I’ve paddled from Creede to Del Norte, a 5 mile stretch near Monte Vista, and from Alamosa to Lobatos Bridge. Above Del Norte is scenic and swift outside of South Fork’s encroachment. The first diversion dam is just above Del Norte and one of the higher ones I’ve seen in the SLV, 10’+. From Del Norte to Alamosa there’s a diversion dam every few miles and some provide whitewater. Bird watching is good and it’s a small State Wildlife Area between Monte Vista and Alamosa. In the Alamosa Refuge you’re in a cane corridor most of the way with limited views. I did a spring dawn paddle there and saw several Great Horned Owls perched near the river. At La Sauses, the carry-in is relativity easy except for getting poked by a yucca. You enter the San Luis Hills there which gives it a canyon feel and you get the added flow of the Conejos which is good since summer flows coming down from Alamosa are low. Past CO-142 you lose the hills on the east, but then drop into a short basalt canyon with a long class II rapid at its exit that’ll be bony below 500 CFS.


----------



## lmyers (Jun 10, 2008)

Thanks for the info Bruce, good stuff.

Couple of questions:

Did you encounter any fences across the water?

Were most of the diversions portages? I know you said some of them created whitewater, I'm wondering if you have to portage more of them than you can run?

Is there any problems with portages? No trespassing signs, fences, etc?

Also wondering how long it took you to float from Alamosa to Lobatos and where you camped?

Thanks.


----------



## cadster (May 1, 2005)

I portage the dam above Del Norte which has a good trail on river right. There was a duck under and another washed out fence near Monte Vista. The dam in the SWA has a boatable chute. The dam below the US160 bridge in Alamosa has to be portaged due to a low foot bridge. From what I've seen most of the diversion dams in the valley are either boatable or short portages. 
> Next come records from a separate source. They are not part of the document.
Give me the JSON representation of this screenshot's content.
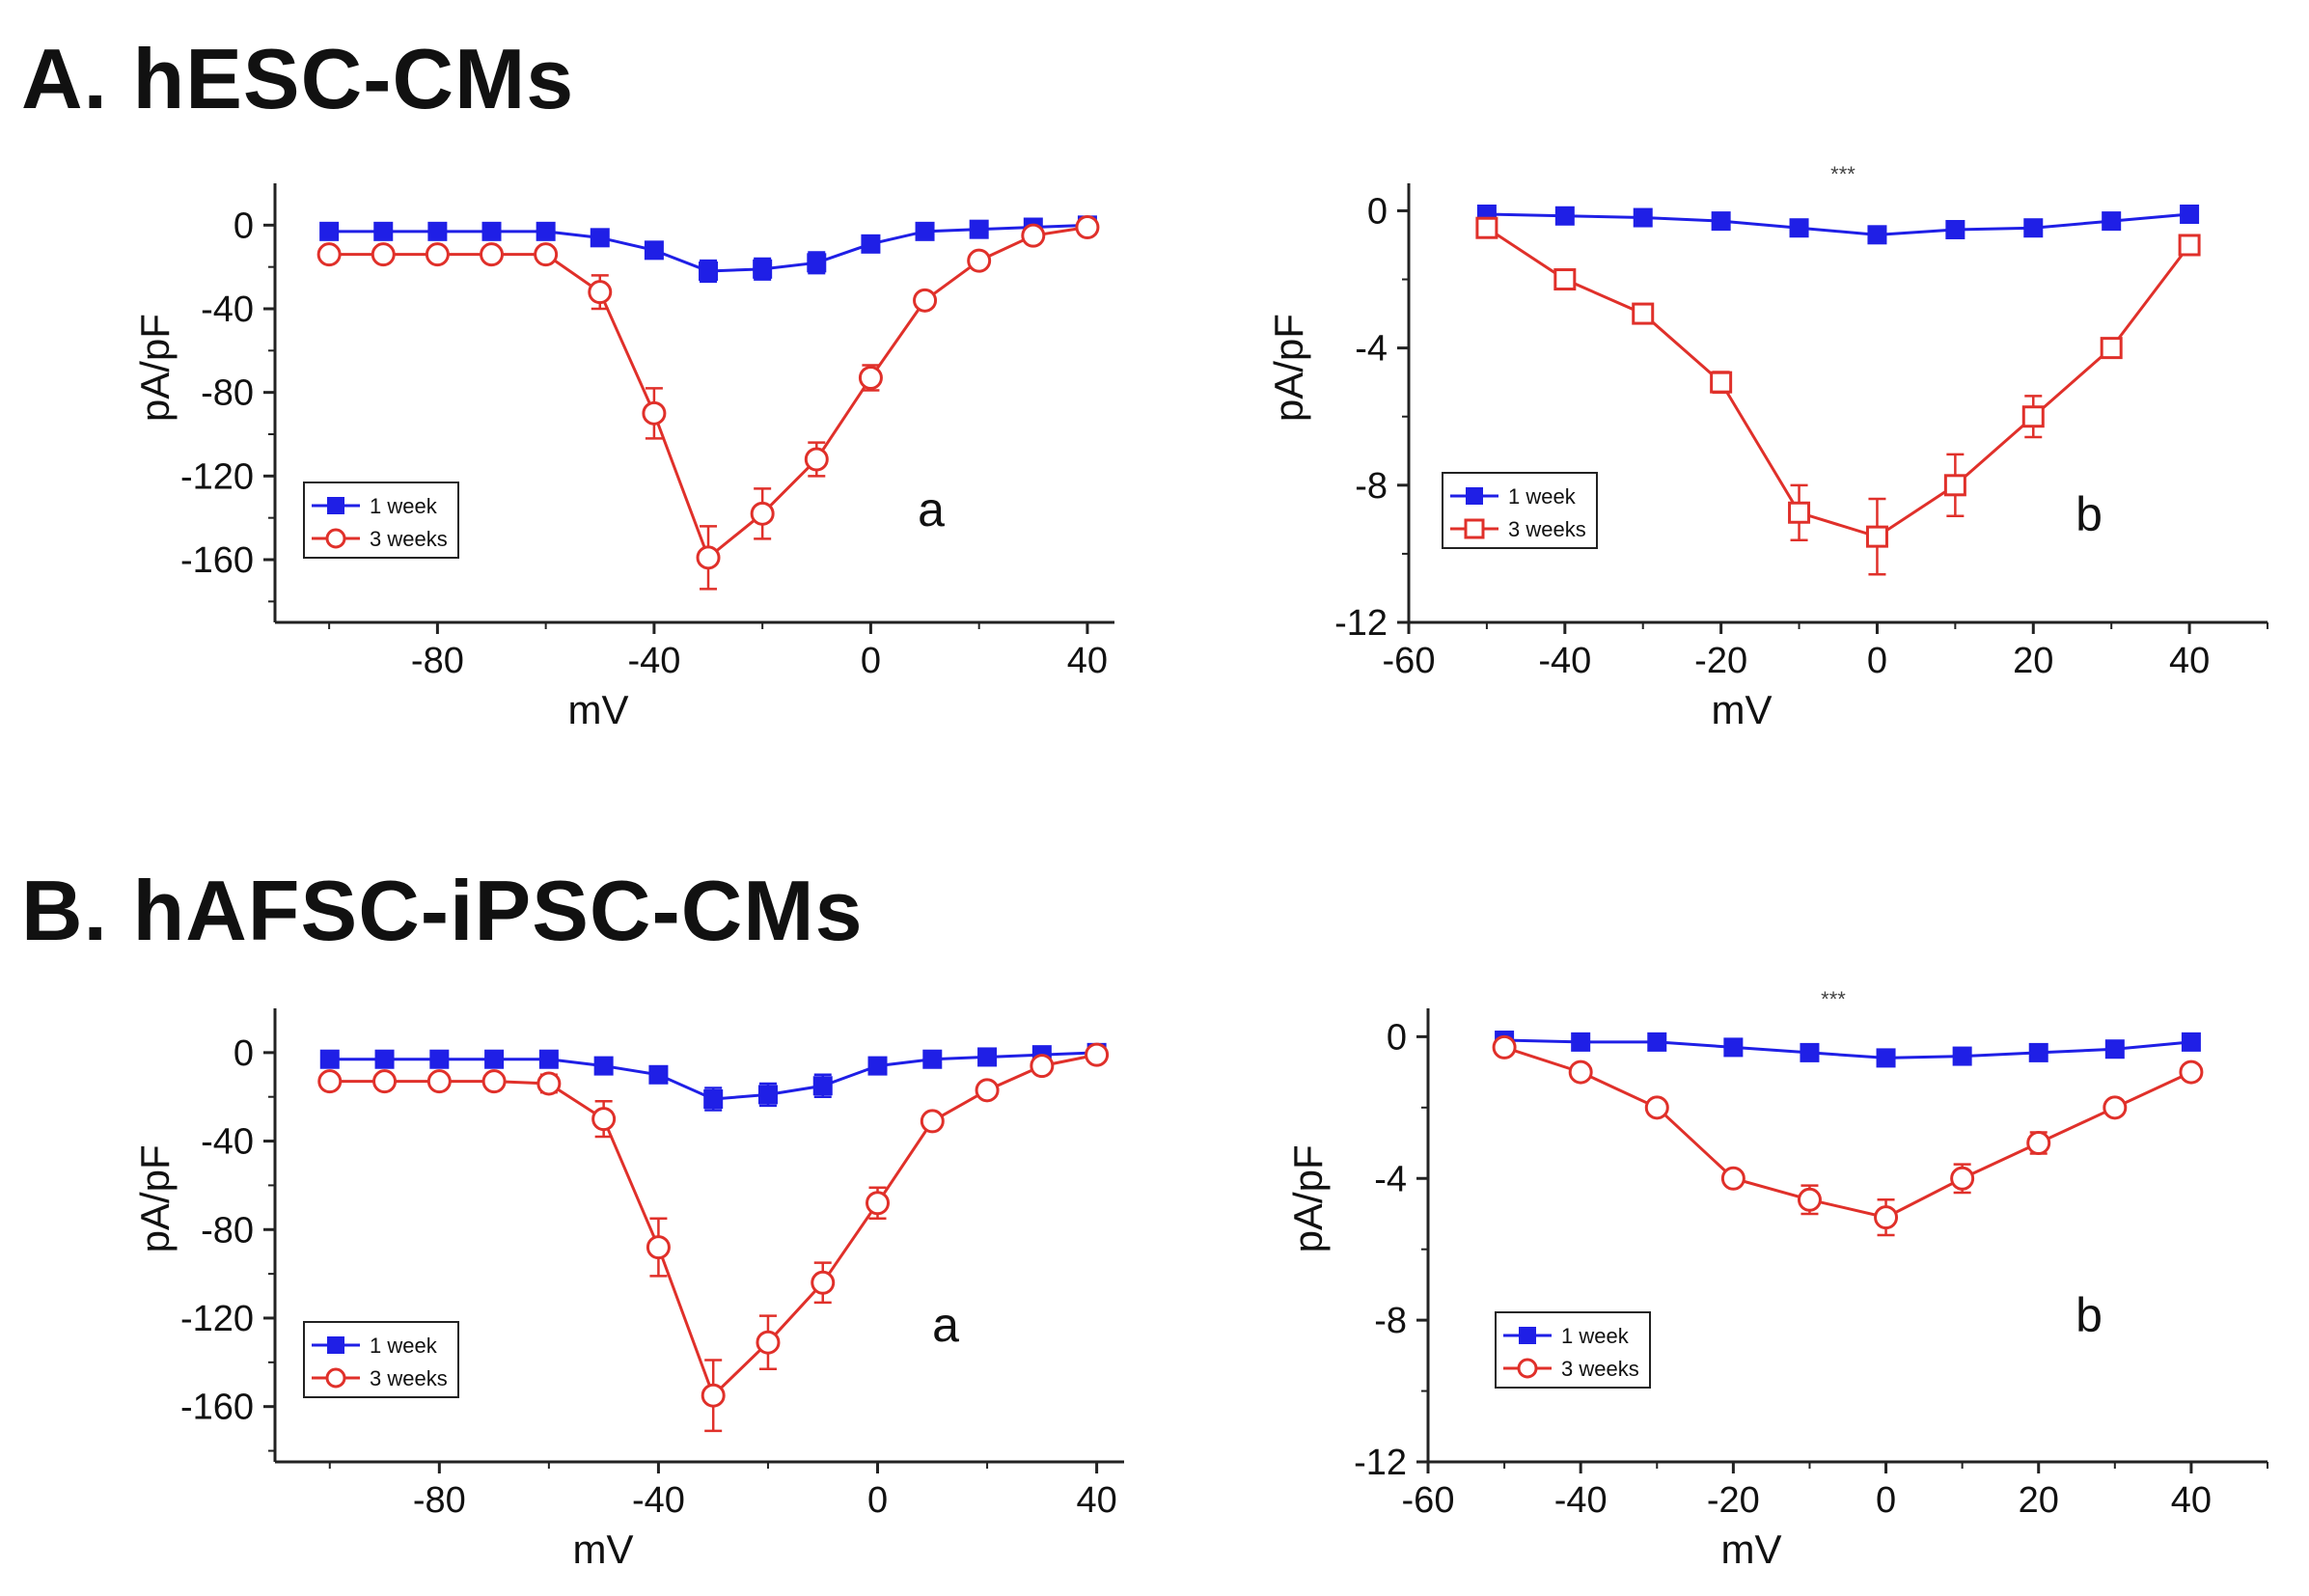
{
  "sections": {
    "a": {
      "title": "A. hESC-CMs"
    },
    "b": {
      "title": "B. hAFSC-iPSC-CMs"
    }
  },
  "colors": {
    "series1": "#1f1fe6",
    "series2": "#e0302a",
    "axis": "#222222"
  },
  "chart_data": [
    {
      "type": "line",
      "panel_letter": "a",
      "xlabel": "mV",
      "ylabel": "pA/pF",
      "xlim": [
        -110,
        45
      ],
      "ylim": [
        -190,
        20
      ],
      "xticks": [
        -80,
        -40,
        0,
        40
      ],
      "yticks": [
        0,
        -40,
        -80,
        -120,
        -160
      ],
      "xtick_labels": [
        "-80",
        "-40",
        "0",
        "40"
      ],
      "ytick_labels": [
        "0",
        "-40",
        "-80",
        "-120",
        "-160"
      ],
      "legend_position": "lower-left",
      "series": [
        {
          "name": "1 week",
          "marker": "filled-square",
          "x": [
            -100,
            -90,
            -80,
            -70,
            -60,
            -50,
            -40,
            -30,
            -20,
            -10,
            0,
            10,
            20,
            30,
            40
          ],
          "y": [
            -3,
            -3,
            -3,
            -3,
            -3,
            -6,
            -12,
            -22,
            -21,
            -18,
            -9,
            -3,
            -2,
            -1,
            0
          ],
          "err": [
            0,
            0,
            0,
            0,
            0,
            0,
            0,
            5,
            5,
            5,
            3,
            0,
            0,
            0,
            0
          ]
        },
        {
          "name": "3 weeks",
          "marker": "open-circle",
          "x": [
            -100,
            -90,
            -80,
            -70,
            -60,
            -50,
            -40,
            -30,
            -20,
            -10,
            0,
            10,
            20,
            30,
            40
          ],
          "y": [
            -14,
            -14,
            -14,
            -14,
            -14,
            -32,
            -90,
            -159,
            -138,
            -112,
            -73,
            -36,
            -17,
            -5,
            -1
          ],
          "err": [
            0,
            0,
            0,
            0,
            0,
            8,
            12,
            15,
            12,
            8,
            6,
            0,
            0,
            0,
            0
          ]
        }
      ]
    },
    {
      "type": "line",
      "panel_letter": "b",
      "top_mark": "***",
      "xlabel": "mV",
      "ylabel": "pA/pF",
      "xlim": [
        -60,
        50
      ],
      "ylim": [
        -12,
        0.8
      ],
      "xticks": [
        -60,
        -40,
        -20,
        0,
        20,
        40
      ],
      "yticks": [
        0,
        -4,
        -8,
        -12
      ],
      "xtick_labels": [
        "-60",
        "-40",
        "-20",
        "0",
        "20",
        "40"
      ],
      "ytick_labels": [
        "0",
        "-4",
        "-8",
        "-12"
      ],
      "legend_position": "lower-left",
      "series": [
        {
          "name": "1 week",
          "marker": "filled-square",
          "x": [
            -50,
            -40,
            -30,
            -20,
            -10,
            0,
            10,
            20,
            30,
            40
          ],
          "y": [
            -0.1,
            -0.15,
            -0.2,
            -0.3,
            -0.5,
            -0.7,
            -0.55,
            -0.5,
            -0.3,
            -0.1
          ],
          "err": [
            0,
            0,
            0,
            0,
            0,
            0,
            0,
            0,
            0,
            0
          ]
        },
        {
          "name": "3 weeks",
          "marker": "open-square",
          "x": [
            -50,
            -40,
            -30,
            -20,
            -10,
            0,
            10,
            20,
            30,
            40
          ],
          "y": [
            -0.5,
            -2,
            -3,
            -5,
            -8.8,
            -9.5,
            -8,
            -6,
            -4,
            -1
          ],
          "err": [
            0,
            0,
            0,
            0.3,
            0.8,
            1.1,
            0.9,
            0.6,
            0,
            0
          ]
        }
      ]
    },
    {
      "type": "line",
      "panel_letter": "a",
      "xlabel": "mV",
      "ylabel": "pA/pF",
      "xlim": [
        -110,
        45
      ],
      "ylim": [
        -185,
        20
      ],
      "xticks": [
        -80,
        -40,
        0,
        40
      ],
      "yticks": [
        0,
        -40,
        -80,
        -120,
        -160
      ],
      "xtick_labels": [
        "-80",
        "-40",
        "0",
        "40"
      ],
      "ytick_labels": [
        "0",
        "-40",
        "-80",
        "-120",
        "-160"
      ],
      "legend_position": "lower-left",
      "series": [
        {
          "name": "1 week",
          "marker": "filled-square",
          "x": [
            -100,
            -90,
            -80,
            -70,
            -60,
            -50,
            -40,
            -30,
            -20,
            -10,
            0,
            10,
            20,
            30,
            40
          ],
          "y": [
            -3,
            -3,
            -3,
            -3,
            -3,
            -6,
            -10,
            -21,
            -19,
            -15,
            -6,
            -3,
            -2,
            -1,
            0
          ],
          "err": [
            0,
            0,
            0,
            0,
            0,
            0,
            0,
            5,
            5,
            5,
            3,
            0,
            0,
            0,
            0
          ]
        },
        {
          "name": "3 weeks",
          "marker": "open-circle",
          "x": [
            -100,
            -90,
            -80,
            -70,
            -60,
            -50,
            -40,
            -30,
            -20,
            -10,
            0,
            10,
            20,
            30,
            40
          ],
          "y": [
            -13,
            -13,
            -13,
            -13,
            -14,
            -30,
            -88,
            -155,
            -131,
            -104,
            -68,
            -31,
            -17,
            -6,
            -1
          ],
          "err": [
            0,
            0,
            0,
            0,
            4,
            8,
            13,
            16,
            12,
            9,
            7,
            0,
            0,
            0,
            0
          ]
        }
      ]
    },
    {
      "type": "line",
      "panel_letter": "b",
      "top_mark": "***",
      "xlabel": "mV",
      "ylabel": "pA/pF",
      "xlim": [
        -60,
        50
      ],
      "ylim": [
        -12,
        0.8
      ],
      "xticks": [
        -60,
        -40,
        -20,
        0,
        20,
        40
      ],
      "yticks": [
        0,
        -4,
        -8,
        -12
      ],
      "xtick_labels": [
        "-60",
        "-40",
        "-20",
        "0",
        "20",
        "40"
      ],
      "ytick_labels": [
        "0",
        "-4",
        "-8",
        "-12"
      ],
      "legend_position": "lower-left",
      "series": [
        {
          "name": "1 week",
          "marker": "filled-square",
          "x": [
            -50,
            -40,
            -30,
            -20,
            -10,
            0,
            10,
            20,
            30,
            40
          ],
          "y": [
            -0.1,
            -0.15,
            -0.15,
            -0.3,
            -0.45,
            -0.6,
            -0.55,
            -0.45,
            -0.35,
            -0.15
          ],
          "err": [
            0,
            0,
            0,
            0,
            0,
            0,
            0,
            0,
            0,
            0
          ]
        },
        {
          "name": "3 weeks",
          "marker": "open-circle",
          "x": [
            -50,
            -40,
            -30,
            -20,
            -10,
            0,
            10,
            20,
            30,
            40
          ],
          "y": [
            -0.3,
            -1,
            -2,
            -4,
            -4.6,
            -5.1,
            -4,
            -3,
            -2,
            -1
          ],
          "err": [
            0,
            0,
            0,
            0,
            0.4,
            0.5,
            0.4,
            0.3,
            0,
            0
          ]
        }
      ]
    }
  ]
}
I've only done day trips in the SLV. River access for day runs is a problem since bridge crossings are posted as is typical in Colorado on private lands. From Alamosa to CR-Z was a good days paddle and so was La Sauses to Lobatos Bridge. The CR-Z access is good and campable. Where the shallow canyon ends below CO-142 looks like it'd be a campsite and it's vehicle accessible. The long class II might actually be the remains of an old dam.


----------



## ukonom (Nov 21, 2008)

There's a couple larger diversion dams in the Plaza area between Del Norte and Monte Vista that could be problematic depending on flows. I know they are working on improving one from the tangle of concrete and rebar that's there now.


----------



## lmyers (Jun 10, 2008)

Wanted to update anyone interested in access to the Rio Grande in Colorado. On our way down to run the Racecourse Sunday, Phil and I stopped to scout the access at the La Sauses cemetery. 

The road is dirt, but passable for passenger cars all the way to the river.










At the river there was a fence with couple "gates" providing easy access to the water only about 30' away.










There were no signs showing this was public land or that it was a legal river access. At the same time, there were not any No Trespassing signs either. There was a decent amount of beer and party trash there, as well as cow patties. IMO the La Sauses cemetery is excellent access to the river, but an extremely questionable place to leave a vehicle unattended.










There was also legal river access at a bridge over the river 7 miles upstream at CR Z that didn't look too bad. No beer trash and it look like it might be possible to hide a vehicle under the bridge...

and at the CO 142 bridge as well. At 142 there was a small spur road that went south a short distance off the blacktop and down to the river. Looked as though it may be possible to leave a vehicle out of sight of the pavement.


----------